During a four-day trial, Welborn said he presented testimony from an orthopedic surgeon who had treated Mathis for lower back pain after the 2001 wreck and a chiropractor she had seen, and from a family friend who testified that Mathis had ongoing back problems.
Jackson did not allow evidence about the miscarriage to come in after her OB/GYN deposed that the accident had nothing to with it, Welborn said.
Mathis maintained throughout that she had been driving the Sable and didn't recall the earlier accidents, he said.
Her sister wasn't much help either, giving varying accounts of when she arrived at the scene and who was present, Welborn said.
In closing, Welborn said Patterson asked for $600,000 in damages.
After four days of trial the jury took about three hours to find for the defense, he said.
Mathis and Patterson left promptly, Welborn said, but the jury met with him as a group to discuss the case.
“Believe it or not, they actually carefully considered the medical evidence notwithstanding the falsehoods she had testified to from the witness stand,” he said.
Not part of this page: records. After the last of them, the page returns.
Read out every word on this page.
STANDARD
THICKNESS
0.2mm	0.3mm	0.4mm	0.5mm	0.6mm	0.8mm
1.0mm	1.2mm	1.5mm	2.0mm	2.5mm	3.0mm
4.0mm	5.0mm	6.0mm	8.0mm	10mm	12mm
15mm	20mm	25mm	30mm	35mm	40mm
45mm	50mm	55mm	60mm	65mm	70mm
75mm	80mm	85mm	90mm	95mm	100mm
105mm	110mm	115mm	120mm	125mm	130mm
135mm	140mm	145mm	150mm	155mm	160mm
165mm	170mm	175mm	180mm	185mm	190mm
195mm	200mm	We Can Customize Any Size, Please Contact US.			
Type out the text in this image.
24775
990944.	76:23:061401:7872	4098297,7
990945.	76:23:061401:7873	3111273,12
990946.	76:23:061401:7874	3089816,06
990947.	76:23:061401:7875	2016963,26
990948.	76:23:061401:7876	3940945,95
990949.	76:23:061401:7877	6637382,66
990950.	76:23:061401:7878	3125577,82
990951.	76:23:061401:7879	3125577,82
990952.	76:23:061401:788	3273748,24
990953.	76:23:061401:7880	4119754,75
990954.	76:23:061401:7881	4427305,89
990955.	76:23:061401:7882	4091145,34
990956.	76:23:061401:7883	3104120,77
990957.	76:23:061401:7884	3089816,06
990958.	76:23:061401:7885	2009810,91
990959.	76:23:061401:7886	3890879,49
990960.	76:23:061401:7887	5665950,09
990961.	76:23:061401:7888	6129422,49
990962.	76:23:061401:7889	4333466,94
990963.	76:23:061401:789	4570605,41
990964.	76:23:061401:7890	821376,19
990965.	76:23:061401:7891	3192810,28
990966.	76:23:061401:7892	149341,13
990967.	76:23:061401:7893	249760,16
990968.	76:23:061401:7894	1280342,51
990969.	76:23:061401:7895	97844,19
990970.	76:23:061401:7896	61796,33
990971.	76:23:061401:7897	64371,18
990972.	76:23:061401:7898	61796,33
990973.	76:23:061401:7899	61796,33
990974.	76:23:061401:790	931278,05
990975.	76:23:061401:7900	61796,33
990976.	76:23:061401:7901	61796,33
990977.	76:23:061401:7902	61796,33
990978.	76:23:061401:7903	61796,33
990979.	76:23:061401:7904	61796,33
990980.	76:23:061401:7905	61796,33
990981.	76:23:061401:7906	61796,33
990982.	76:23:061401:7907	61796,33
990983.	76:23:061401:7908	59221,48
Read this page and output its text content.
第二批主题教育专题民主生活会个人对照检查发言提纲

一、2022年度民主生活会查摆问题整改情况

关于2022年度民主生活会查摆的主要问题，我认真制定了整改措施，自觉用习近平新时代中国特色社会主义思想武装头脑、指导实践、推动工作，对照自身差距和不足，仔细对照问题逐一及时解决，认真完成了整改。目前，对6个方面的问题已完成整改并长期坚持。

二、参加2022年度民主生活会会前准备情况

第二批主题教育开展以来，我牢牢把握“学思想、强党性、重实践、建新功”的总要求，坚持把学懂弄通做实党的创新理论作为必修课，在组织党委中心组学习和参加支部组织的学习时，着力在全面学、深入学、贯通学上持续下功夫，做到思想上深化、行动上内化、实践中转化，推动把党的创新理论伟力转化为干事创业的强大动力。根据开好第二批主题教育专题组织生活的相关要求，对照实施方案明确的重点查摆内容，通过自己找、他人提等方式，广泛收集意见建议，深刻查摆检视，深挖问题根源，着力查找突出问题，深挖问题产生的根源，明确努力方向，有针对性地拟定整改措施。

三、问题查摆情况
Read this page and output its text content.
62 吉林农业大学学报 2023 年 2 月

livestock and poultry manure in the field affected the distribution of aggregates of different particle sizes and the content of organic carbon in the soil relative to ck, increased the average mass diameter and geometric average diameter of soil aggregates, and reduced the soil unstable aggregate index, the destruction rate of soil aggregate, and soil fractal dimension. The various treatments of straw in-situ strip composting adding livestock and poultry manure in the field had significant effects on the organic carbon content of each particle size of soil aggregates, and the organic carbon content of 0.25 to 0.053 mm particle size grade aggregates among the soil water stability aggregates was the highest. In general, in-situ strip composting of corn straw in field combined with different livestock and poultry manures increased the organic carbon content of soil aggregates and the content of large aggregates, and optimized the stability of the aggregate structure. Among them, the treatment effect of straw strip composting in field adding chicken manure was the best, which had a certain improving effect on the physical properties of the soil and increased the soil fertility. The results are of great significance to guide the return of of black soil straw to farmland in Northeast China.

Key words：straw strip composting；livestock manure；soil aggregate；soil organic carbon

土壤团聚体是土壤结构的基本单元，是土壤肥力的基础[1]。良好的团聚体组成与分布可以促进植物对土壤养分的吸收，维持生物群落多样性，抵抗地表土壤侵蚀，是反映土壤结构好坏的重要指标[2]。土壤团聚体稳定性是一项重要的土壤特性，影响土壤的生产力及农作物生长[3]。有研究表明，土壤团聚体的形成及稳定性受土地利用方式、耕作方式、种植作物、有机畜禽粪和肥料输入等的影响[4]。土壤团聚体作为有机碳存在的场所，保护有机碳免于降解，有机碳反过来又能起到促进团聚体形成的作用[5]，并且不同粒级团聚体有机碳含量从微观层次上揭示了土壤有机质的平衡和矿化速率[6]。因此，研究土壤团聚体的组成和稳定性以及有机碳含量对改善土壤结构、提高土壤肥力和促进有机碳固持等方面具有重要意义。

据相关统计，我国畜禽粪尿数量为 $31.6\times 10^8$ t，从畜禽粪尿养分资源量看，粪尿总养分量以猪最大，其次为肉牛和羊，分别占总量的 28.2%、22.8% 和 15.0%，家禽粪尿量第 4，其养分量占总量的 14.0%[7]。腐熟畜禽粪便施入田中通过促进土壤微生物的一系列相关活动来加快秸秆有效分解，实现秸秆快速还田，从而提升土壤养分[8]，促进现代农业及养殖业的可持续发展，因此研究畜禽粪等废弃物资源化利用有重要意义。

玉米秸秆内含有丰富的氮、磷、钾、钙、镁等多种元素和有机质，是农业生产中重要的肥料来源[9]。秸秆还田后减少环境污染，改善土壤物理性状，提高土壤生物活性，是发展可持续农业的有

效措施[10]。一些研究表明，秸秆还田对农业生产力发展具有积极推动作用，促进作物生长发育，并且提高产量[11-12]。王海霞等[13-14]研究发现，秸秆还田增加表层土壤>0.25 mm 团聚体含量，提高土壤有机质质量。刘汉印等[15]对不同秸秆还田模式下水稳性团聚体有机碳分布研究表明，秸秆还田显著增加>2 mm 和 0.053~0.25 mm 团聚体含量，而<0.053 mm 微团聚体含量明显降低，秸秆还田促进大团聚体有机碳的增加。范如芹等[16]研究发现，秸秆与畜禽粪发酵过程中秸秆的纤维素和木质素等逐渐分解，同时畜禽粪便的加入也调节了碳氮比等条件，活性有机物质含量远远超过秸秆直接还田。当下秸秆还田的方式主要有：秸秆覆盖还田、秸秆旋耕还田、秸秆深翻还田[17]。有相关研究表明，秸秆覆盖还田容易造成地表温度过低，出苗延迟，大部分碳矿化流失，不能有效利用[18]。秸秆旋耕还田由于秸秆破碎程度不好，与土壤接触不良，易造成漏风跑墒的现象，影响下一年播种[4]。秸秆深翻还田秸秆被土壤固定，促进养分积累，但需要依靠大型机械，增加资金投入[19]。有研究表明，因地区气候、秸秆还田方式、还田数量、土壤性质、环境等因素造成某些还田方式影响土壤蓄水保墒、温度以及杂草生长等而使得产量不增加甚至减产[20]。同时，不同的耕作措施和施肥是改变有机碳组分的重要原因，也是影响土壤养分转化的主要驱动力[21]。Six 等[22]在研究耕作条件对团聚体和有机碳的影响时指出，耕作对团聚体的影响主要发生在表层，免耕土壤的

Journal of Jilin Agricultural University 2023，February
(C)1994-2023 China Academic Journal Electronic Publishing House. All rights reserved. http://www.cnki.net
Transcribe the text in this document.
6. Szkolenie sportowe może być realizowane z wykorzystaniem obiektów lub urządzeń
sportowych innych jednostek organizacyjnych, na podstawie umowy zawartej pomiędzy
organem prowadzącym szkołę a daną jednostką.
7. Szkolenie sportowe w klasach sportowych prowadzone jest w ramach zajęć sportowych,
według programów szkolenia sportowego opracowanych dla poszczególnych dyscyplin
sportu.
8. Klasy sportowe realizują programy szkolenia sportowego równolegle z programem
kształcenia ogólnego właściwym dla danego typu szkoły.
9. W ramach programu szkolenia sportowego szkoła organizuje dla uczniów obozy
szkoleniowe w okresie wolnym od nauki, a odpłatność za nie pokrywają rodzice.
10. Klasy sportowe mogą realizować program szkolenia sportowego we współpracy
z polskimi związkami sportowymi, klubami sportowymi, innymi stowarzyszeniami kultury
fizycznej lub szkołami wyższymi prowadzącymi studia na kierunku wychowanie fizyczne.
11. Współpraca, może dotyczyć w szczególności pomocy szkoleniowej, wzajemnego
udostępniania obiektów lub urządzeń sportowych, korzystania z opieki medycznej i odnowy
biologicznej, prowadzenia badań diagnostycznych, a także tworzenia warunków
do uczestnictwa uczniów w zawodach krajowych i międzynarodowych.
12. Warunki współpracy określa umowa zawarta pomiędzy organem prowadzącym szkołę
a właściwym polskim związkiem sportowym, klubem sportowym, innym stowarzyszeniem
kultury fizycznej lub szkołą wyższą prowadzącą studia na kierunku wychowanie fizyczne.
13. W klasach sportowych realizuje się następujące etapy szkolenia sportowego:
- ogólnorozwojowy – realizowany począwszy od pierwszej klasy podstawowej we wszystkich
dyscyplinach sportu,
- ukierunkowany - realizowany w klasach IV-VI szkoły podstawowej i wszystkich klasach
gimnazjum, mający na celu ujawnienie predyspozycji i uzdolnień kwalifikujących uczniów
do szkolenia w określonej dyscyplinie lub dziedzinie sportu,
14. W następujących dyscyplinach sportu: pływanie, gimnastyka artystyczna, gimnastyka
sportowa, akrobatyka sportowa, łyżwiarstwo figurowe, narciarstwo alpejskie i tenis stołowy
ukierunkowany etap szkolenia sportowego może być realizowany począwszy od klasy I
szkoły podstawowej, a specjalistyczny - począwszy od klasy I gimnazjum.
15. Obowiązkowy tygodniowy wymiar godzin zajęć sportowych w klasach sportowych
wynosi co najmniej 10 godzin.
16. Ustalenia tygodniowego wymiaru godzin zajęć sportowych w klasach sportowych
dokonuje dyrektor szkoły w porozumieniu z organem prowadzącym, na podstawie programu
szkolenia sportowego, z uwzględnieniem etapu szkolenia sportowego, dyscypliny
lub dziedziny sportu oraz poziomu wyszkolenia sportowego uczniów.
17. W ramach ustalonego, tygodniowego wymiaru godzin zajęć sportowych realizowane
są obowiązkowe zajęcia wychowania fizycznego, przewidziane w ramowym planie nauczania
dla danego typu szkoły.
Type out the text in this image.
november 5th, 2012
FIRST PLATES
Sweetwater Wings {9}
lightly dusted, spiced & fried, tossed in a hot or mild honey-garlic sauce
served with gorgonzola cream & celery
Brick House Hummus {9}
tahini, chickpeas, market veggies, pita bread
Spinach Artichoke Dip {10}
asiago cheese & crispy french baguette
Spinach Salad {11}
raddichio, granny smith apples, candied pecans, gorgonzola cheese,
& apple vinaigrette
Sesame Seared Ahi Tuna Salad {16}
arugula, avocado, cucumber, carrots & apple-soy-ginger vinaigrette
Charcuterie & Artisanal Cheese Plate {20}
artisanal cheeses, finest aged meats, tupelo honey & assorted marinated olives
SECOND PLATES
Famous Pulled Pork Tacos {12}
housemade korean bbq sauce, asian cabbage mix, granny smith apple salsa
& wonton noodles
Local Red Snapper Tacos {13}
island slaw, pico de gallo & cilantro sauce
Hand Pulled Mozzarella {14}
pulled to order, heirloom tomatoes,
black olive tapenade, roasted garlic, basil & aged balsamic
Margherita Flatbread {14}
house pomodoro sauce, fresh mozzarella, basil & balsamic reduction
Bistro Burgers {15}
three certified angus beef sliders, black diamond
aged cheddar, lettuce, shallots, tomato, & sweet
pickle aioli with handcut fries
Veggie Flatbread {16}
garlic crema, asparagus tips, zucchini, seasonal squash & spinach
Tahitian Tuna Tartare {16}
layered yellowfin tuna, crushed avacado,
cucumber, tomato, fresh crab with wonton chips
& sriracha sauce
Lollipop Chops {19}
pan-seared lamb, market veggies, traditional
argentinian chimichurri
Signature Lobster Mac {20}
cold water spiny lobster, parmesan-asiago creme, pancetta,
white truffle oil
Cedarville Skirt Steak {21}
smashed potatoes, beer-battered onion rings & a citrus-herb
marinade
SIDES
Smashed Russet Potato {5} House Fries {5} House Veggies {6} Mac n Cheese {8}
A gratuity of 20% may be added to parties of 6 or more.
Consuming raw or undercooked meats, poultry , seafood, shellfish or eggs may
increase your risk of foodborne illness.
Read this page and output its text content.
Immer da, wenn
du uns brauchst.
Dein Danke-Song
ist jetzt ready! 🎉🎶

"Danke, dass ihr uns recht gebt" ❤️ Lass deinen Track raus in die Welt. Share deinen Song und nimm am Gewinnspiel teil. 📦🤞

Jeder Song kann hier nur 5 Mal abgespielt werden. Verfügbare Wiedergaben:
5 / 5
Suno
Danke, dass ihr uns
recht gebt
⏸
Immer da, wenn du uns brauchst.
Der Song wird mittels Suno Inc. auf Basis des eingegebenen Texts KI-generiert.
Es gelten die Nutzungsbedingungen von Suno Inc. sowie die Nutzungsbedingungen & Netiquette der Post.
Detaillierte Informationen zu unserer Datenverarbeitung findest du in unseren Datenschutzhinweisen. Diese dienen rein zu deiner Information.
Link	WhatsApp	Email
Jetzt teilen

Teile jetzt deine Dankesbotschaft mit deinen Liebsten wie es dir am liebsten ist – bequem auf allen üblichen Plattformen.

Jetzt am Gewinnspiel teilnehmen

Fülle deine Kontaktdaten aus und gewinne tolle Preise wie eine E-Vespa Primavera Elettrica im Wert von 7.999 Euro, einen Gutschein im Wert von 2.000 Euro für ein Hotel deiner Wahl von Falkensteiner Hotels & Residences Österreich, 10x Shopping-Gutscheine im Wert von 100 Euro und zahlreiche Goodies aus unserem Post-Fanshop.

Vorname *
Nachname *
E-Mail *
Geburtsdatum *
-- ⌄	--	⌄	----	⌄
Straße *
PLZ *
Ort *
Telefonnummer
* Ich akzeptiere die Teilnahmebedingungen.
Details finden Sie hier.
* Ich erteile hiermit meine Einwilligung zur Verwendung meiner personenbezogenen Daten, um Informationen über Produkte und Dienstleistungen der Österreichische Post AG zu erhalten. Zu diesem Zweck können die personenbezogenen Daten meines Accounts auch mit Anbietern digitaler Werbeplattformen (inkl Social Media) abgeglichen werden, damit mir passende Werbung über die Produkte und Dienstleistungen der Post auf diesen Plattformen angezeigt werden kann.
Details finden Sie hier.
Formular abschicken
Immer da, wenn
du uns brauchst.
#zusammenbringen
“I have to say Jackie Patterson handled that sticky situation as well as it could be handled, ethically and professionally,” Welborn said. “He argued the parts of the case that he could, but did not try to argue everything claimed by his client.”
Patterson was similarly complimentary.
“I thought Lee Welborn was extremely skillful and very prepared,” he said. “I knew I was fighting an uphill battle, but I felt like she deserved her day in court.”